Pavement Width Report / Voronoi Tessalation / GIS with R
Jack Humble · 10. October 2022
Understanding the amount of roadside space across a borough is invaluable for local authorities to implement effective and considered public realm schemes. Ranging from electric vehicle charging infrastructure allocation, supporting the transition to greener modes of transport, to social distancing measures ensuring the safety of residents and visitors. This blog outlines a method to compute the precise width of all pavements in Westminster using data from Ordnance Survey. The final map can be seen here
Note
This blogpost in unfinished
Table of Contents
Introduction
Motivation
Although there are some examples of analysis being done to to calculate the pavement widths within a borough (for example), they usually are only sampling a small number of streets or categorising the streets into a few groups (e.g. <2m and >2m). The need for a higher precision could prove imperative for schemes such as:
- On street furnature allocation:
- Electric Vehicles Charging Points
- E-Scooters Docking Stations
- TfL Public Bike Docking Stations
- Social Distancing Measure for Pandemic Planning
- Al Fresco Dining
- Ensuring accessability standards for everybody
Ordnance Survey
Data for this report comes from the Ordnance Survey API which can be accessed here. Specifically, the OS Features API was used with the custom filter to only extract the roadside polygons within the Westminster area. Because the roadside data is just a polygon layer, no information regarding the width (or in fact which road it belongs to) is included. This information will have to be derived. As well as pavement polygons, road lines will also be needed. Both datasets can be seen below:
Figure 1: (Top): Roadside polygons returned from the Ordnance Survey API. (Bottom): Road lines returned from Ordnance Survey API
Data Cleaning
Before we can calculate the pavement widths for this dataset, a number of cleaning steps will need to be taked. Firstly, all internal boundaries need to be dissolved so the measurement we are taking is of the entire pavement and not just a section of it. Secondly, closely examining the data shows that it also contains the driveways and porches of the residential building adjacent to the road. These features can be seen in Figure 1 as the numerous square outcroppings along many of the roads. As these are not part of the public footway, they will need to be removed. To do this a custom algorithm can be applied to detect and remove these features from the data. This can be seen in the following figure:
Figure 2: Data cleaning step. Driveways and residential porches removed to leave only the public pavement in the data.
Voronoi Tessalation
Voronoi tesselations crop up in a vast number of scientific disciplines. From boilogy, in the growth of the wings of a dragonfly (cover image at top), to material science when modelling the polycrystalline microscruture of metallic alloys. Hover your mouse over the image below to see how the voronoi tesseltions work:
These tessellations can easily be implemented in R with the sf
package. The following code creates some random points and computes the voronoi tesselation.
library(sf)
# create 5 random points
x <- st_multipoint(matrix(runif(10),,2))
# compute and plot voronoi triangles
st_voronoi(x) %>% plot(col=0)
# plot original points
plot(x, add=T, col="darkblue", pch=19)
Voronoi tesselations can be applied to this analysis as well. As we do not know which pavements corespond to which road, we can segment the area around road and assign the pavements to the nearest road line. This seems to work to work surprisingly well as if a shape belong to multiple roads, it can be split up into multiple sections.

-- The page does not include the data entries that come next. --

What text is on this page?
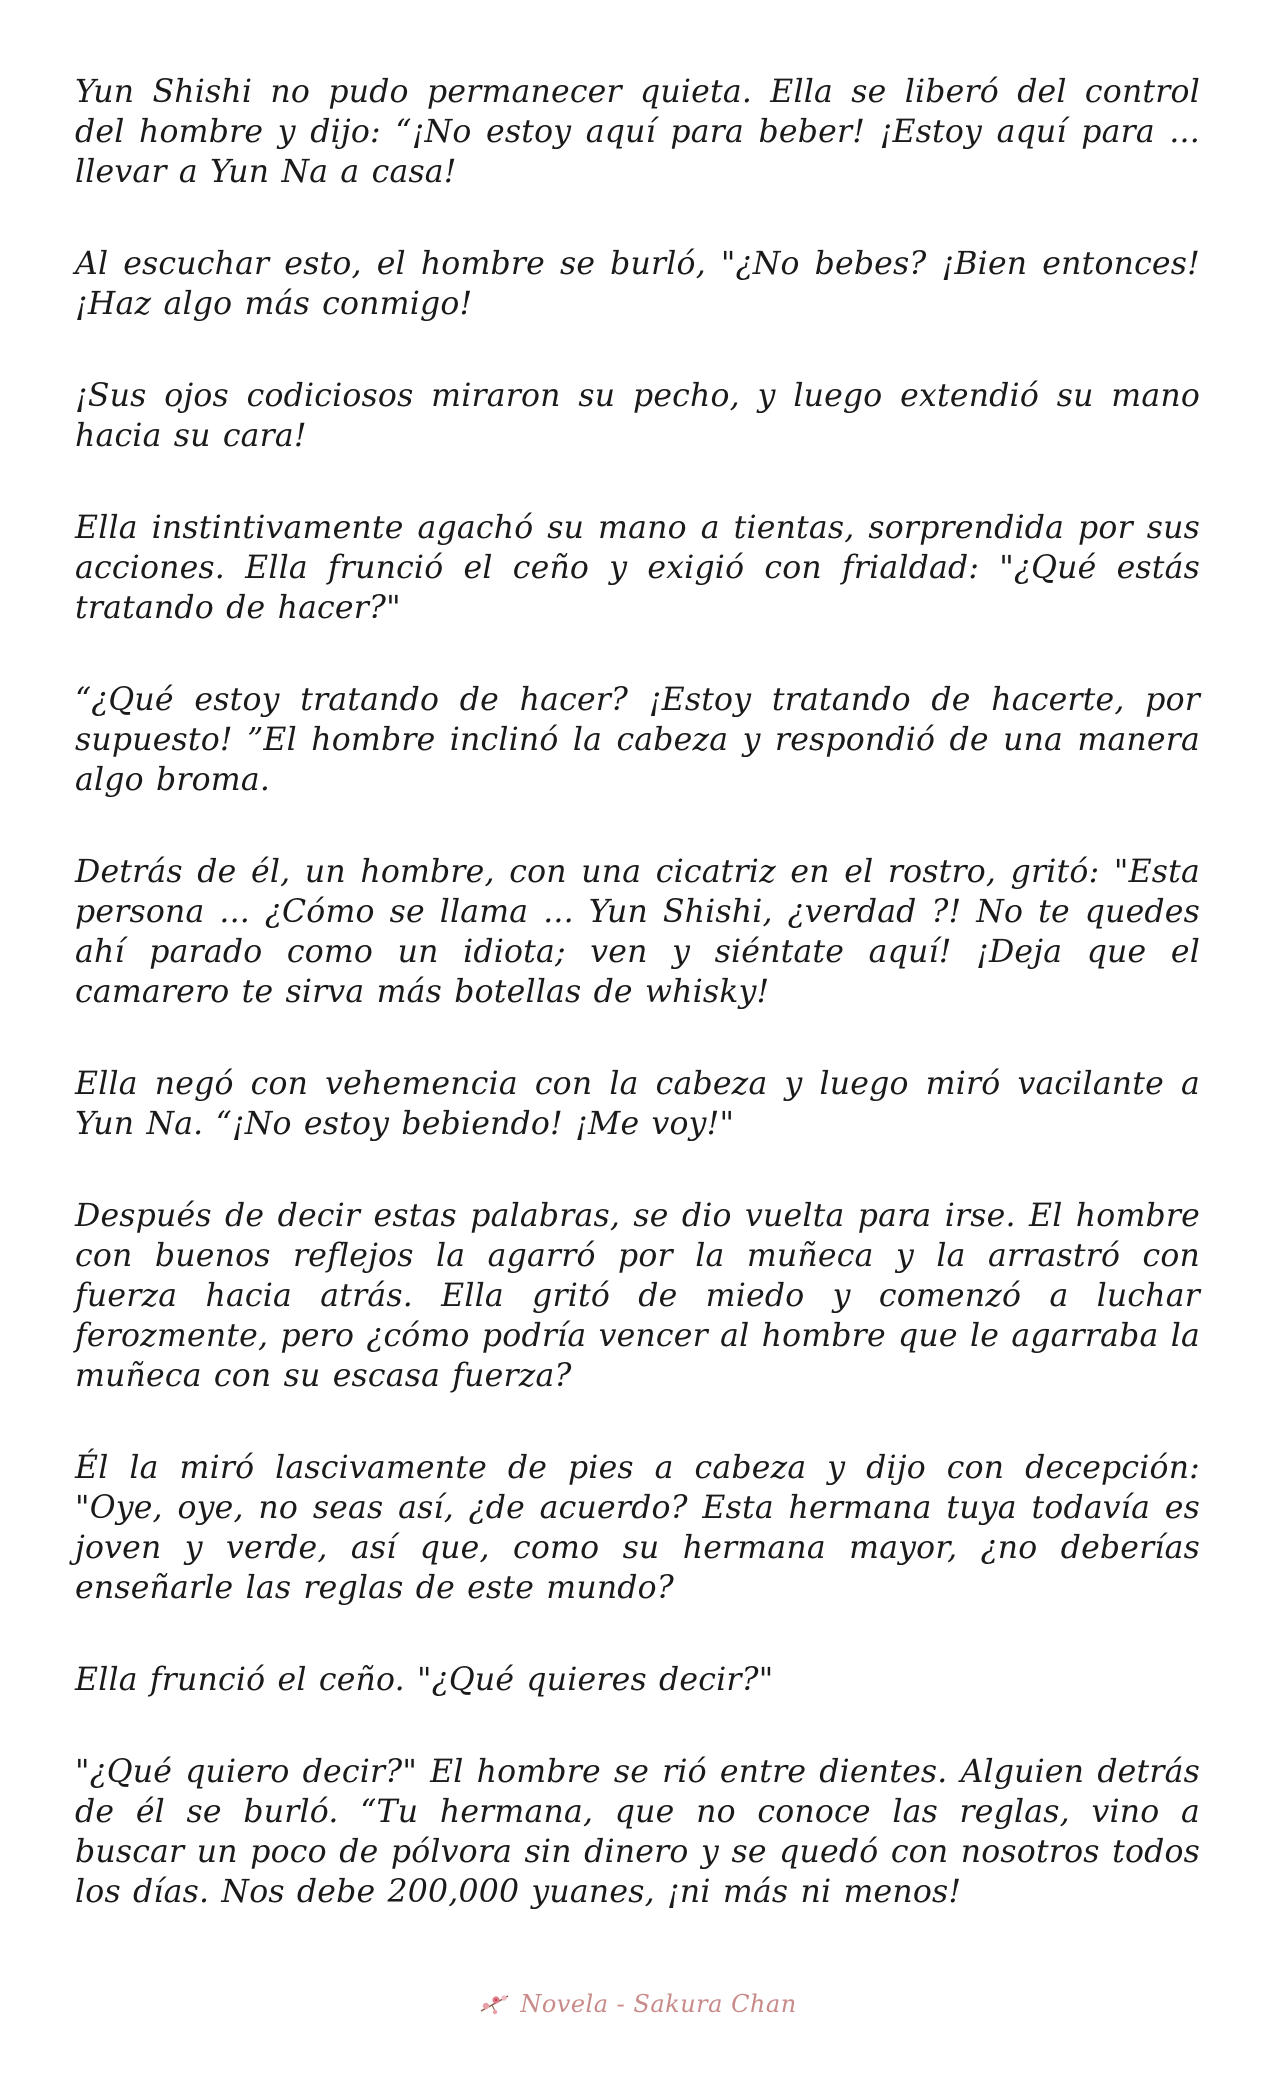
Yun Shishi no pudo permanecer quieta. Ella se liberó del control del hombre y dijo: “¡No estoy aquí para beber! ¡Estoy aquí para ... llevar a Yun Na a casa!

Al escuchar esto, el hombre se burló, "¿No bebes? ¡Bien entonces! ¡Haz algo más conmigo!

¡Sus ojos codiciosos miraron su pecho, y luego extendió su mano hacia su cara!

Ella instintivamente agachó su mano a tientas, sorprendida por sus acciones. Ella frunció el ceño y exigió con frialdad: "¿Qué estás tratando de hacer?"

“¿Qué estoy tratando de hacer? ¡Estoy tratando de hacerte, por supuesto! ”El hombre inclinó la cabeza y respondió de una manera algo broma.

Detrás de él, un hombre, con una cicatriz en el rostro, gritó: "Esta persona ... ¿Cómo se llama ... Yun Shishi, ¿verdad ?! No te quedes ahí parado como un idiota; ven y siéntate aquí! ¡Deja que el camarero te sirva más botellas de whisky!

Ella negó con vehemencia con la cabeza y luego miró vacilante a Yun Na. “¡No estoy bebiendo! ¡Me voy!"

Después de decir estas palabras, se dio vuelta para irse. El hombre con buenos reflejos la agarró por la muñeca y la arrastró con fuerza hacia atrás. Ella gritó de miedo y comenzó a luchar ferozmente, pero ¿cómo podría vencer al hombre que le agarraba la muñeca con su escasa fuerza?

Él la miró lascivamente de pies a cabeza y dijo con decepción: "Oye, oye, no seas así, ¿de acuerdo? Esta hermana tuya todavía es joven y verde, así que, como su hermana mayor, ¿no deberías enseñarle las reglas de este mundo?

Ella frunció el ceño. "¿Qué quieres decir?"

"¿Qué quiero decir?" El hombre se rió entre dientes. Alguien detrás de él se burló. “Tu hermana, que no conoce las reglas, vino a buscar un poco de pólvora sin dinero y se quedó con nosotros todos los días. Nos debe 200,000 yuanes, ¡ni más ni menos!

Novela - Sakura Chan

Figure 3: Voronoi tessalation to segment 'black' roadside polygons to the nearest 'blue' road line. The shaded polygons indicate the segmented area around each road line.

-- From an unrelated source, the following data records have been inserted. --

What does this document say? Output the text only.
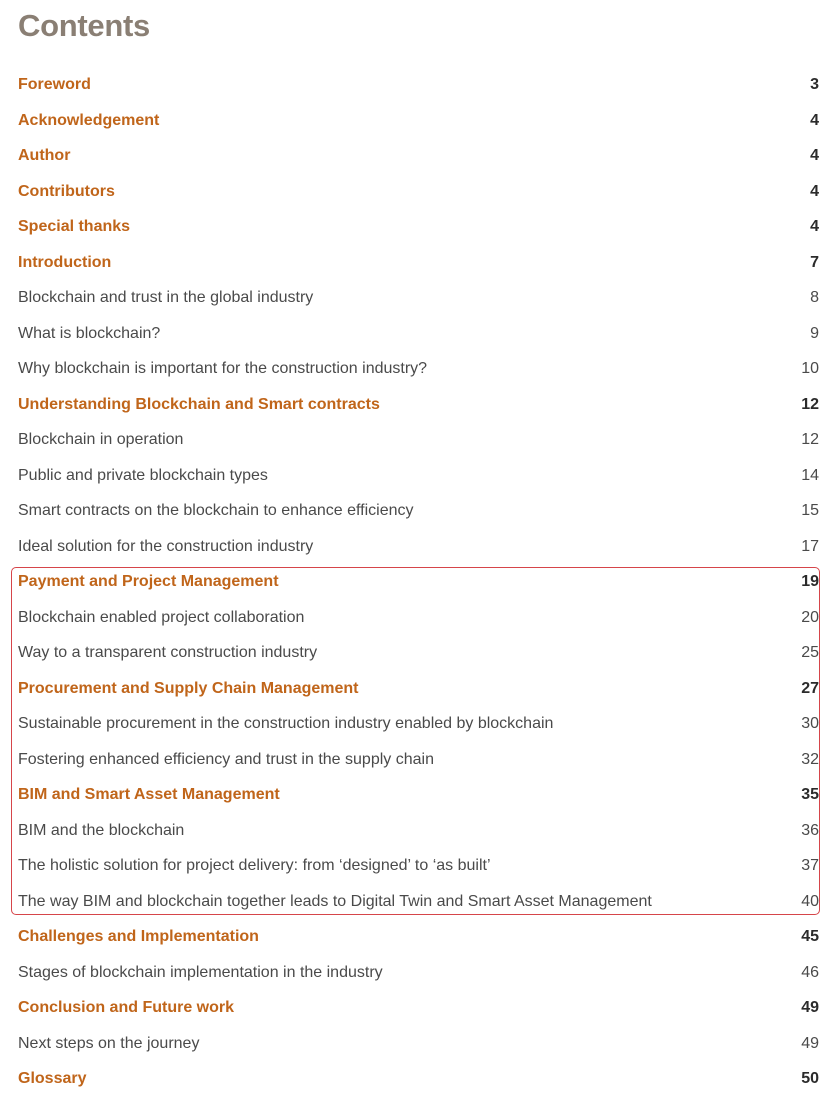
Contents
Foreword	3
Acknowledgement	4
Author	4
Contributors	4
Special thanks	4
Introduction	7
Blockchain and trust in the global industry	8
What is blockchain?	9
Why blockchain is important for the construction industry?	10
Understanding Blockchain and Smart contracts	12
Blockchain in operation	12
Public and private blockchain types	14
Smart contracts on the blockchain to enhance efficiency	15
Ideal solution for the construction industry	17
Payment and Project Management	19
Blockchain enabled project collaboration	20
Way to a transparent construction industry	25
Procurement and Supply Chain Management	27
Sustainable procurement in the construction industry enabled by blockchain	30
Fostering enhanced efficiency and trust in the supply chain	32
BIM and Smart Asset Management	35
BIM and the blockchain	36
The holistic solution for project delivery: from ‘designed’ to ‘as built’	37
The way BIM and blockchain together leads to Digital Twin and Smart Asset Management	40
Challenges and Implementation	45
Stages of blockchain implementation in the industry	46
Conclusion and Future work	49
Next steps on the journey	49
Glossary	50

Following this step we now have a large array of pavement/road pairs like the image below.
Figure 5: Road and Pavement.
Analysis
rot = function(a) matrix(c(cos(a), sin(a), -sin(a), cos(a)), 2, 2)
# Rotate rode segment using the rotation matrix with value of pi/2
rot(pi/2)
# Rotation Function
rot = function(a) matrix(c(cos(a), sin(a), -sin(a), cos(a)), 2, 2)
# Create line
line <- st_linestring(matrix(c( -2 , 2 , -4 , 4 ), 2, 2))
# Rotate line 90 degrees using the rotation matrix with value of pi/2
rotated_line <- line * rot(pi/2)
# Plot lines
plot(line)
plot(rotated_line, add=T, col="blue")
Figure 4: Rotation matrix appled to linestring
library(sf)
# roads - sf POLYLINES object of westminster roads
# crs - epsg:27700
roads_voronoi <- roads %>%
st_line_sample(density=10) %>%
st_union()
st_voronoi()
Figure 6: Frequency of perpendicular lines depending on precision required (red).
# Calculate the width at regular intervals along the pavement
# by intersecting the perpendiuclar lines with the roadside polygons
pavement_widths <- perpendicular_lines %>%
st_intersection(roadside)
Figure 7: Intersection with the pavement to determine width at that point (blue).